Scientists know that about one third of patients who have general anesthetic for surgery suffer some kind of cognitive impairment when they are discharged from hospital. About one in ten still have the problem three months later.
In studying mice, researchers at the University of Toronto found that the anesthetics activate memory-loss receptors in the brain.
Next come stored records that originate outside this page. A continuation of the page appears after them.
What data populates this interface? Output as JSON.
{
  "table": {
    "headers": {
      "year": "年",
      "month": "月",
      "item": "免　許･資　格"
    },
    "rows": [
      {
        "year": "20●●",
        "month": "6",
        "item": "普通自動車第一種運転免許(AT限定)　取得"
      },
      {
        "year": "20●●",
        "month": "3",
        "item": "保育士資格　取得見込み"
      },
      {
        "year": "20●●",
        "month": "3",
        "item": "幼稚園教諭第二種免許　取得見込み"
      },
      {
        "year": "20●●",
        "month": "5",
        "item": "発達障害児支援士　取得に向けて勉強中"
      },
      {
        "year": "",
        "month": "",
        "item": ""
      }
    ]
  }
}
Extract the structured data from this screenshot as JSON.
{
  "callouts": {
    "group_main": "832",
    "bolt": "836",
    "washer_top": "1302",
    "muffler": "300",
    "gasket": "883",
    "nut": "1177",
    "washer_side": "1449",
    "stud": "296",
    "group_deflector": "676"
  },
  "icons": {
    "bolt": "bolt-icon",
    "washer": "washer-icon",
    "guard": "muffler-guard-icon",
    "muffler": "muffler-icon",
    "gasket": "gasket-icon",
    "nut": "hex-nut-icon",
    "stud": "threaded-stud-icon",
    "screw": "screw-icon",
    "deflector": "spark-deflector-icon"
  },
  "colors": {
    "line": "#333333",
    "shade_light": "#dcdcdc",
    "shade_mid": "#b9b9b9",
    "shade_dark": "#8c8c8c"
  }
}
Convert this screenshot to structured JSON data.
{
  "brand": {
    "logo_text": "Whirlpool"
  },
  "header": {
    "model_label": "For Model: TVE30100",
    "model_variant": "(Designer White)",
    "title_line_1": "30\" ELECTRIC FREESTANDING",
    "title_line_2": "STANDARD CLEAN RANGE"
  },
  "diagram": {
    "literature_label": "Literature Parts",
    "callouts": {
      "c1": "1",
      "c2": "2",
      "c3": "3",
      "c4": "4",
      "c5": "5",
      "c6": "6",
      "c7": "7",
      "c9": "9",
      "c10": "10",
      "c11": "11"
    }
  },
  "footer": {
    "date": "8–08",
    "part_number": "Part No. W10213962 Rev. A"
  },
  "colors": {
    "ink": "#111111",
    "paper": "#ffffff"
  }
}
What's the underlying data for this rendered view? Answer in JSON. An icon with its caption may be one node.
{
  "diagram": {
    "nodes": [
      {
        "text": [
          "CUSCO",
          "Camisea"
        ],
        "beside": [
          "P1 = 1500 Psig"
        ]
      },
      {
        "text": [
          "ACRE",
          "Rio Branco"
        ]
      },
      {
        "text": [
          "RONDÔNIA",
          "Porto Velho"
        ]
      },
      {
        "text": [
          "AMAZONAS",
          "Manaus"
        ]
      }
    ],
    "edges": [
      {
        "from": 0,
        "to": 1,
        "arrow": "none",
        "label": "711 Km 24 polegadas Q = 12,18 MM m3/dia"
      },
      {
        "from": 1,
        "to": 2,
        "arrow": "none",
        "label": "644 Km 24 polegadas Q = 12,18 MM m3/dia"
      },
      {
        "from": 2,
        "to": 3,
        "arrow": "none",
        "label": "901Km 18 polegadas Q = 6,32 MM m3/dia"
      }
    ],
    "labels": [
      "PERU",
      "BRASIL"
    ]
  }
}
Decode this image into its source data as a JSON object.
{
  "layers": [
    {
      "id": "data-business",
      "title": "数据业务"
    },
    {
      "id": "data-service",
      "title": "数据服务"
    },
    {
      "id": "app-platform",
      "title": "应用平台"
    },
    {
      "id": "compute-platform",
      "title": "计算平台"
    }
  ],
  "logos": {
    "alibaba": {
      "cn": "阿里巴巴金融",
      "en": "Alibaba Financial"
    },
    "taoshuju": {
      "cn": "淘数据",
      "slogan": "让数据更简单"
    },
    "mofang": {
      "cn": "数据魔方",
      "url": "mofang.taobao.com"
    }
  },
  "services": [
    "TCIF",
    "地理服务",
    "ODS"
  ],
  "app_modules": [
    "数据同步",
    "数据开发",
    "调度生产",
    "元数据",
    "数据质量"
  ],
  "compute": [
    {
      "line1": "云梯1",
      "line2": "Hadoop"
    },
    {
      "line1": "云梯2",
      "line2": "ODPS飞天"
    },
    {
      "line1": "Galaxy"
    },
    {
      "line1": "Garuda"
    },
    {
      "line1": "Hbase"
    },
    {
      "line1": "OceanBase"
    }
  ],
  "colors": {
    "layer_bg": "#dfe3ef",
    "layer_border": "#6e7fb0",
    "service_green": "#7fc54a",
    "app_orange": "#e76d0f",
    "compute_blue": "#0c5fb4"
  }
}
Fundamental assumptions ‘were wrong’
“We found, surprisingly, that some of our fundamental assumptions about how these drugs work were wrong,” says Dr. Beverley Orser, an anesthesiologist and professor at the university. “We learned that even after the drug’s been eliminated the activity of these receptors is heightened, and that is causing memory deficits.”Listen
How much impairment depends on the patient’s age, health, type of surgery and the anesthetic. It seems to be most prevalent in the elderly or people having major operations like heart surgery.
Drugs could reverse memory loss
“The good news is we’ve also identified a series of drugs which can target those receptors and reverse the memory loss in the post-anesthetic period,” says Orser. Research on these drugs is still in the early stages but appears to be promising.
In the meantime, since the cognitive impairment comes at a time when patients are getting critical information about their post-operative care, Orser suggests they write everything down or have someone with them to help them with the information.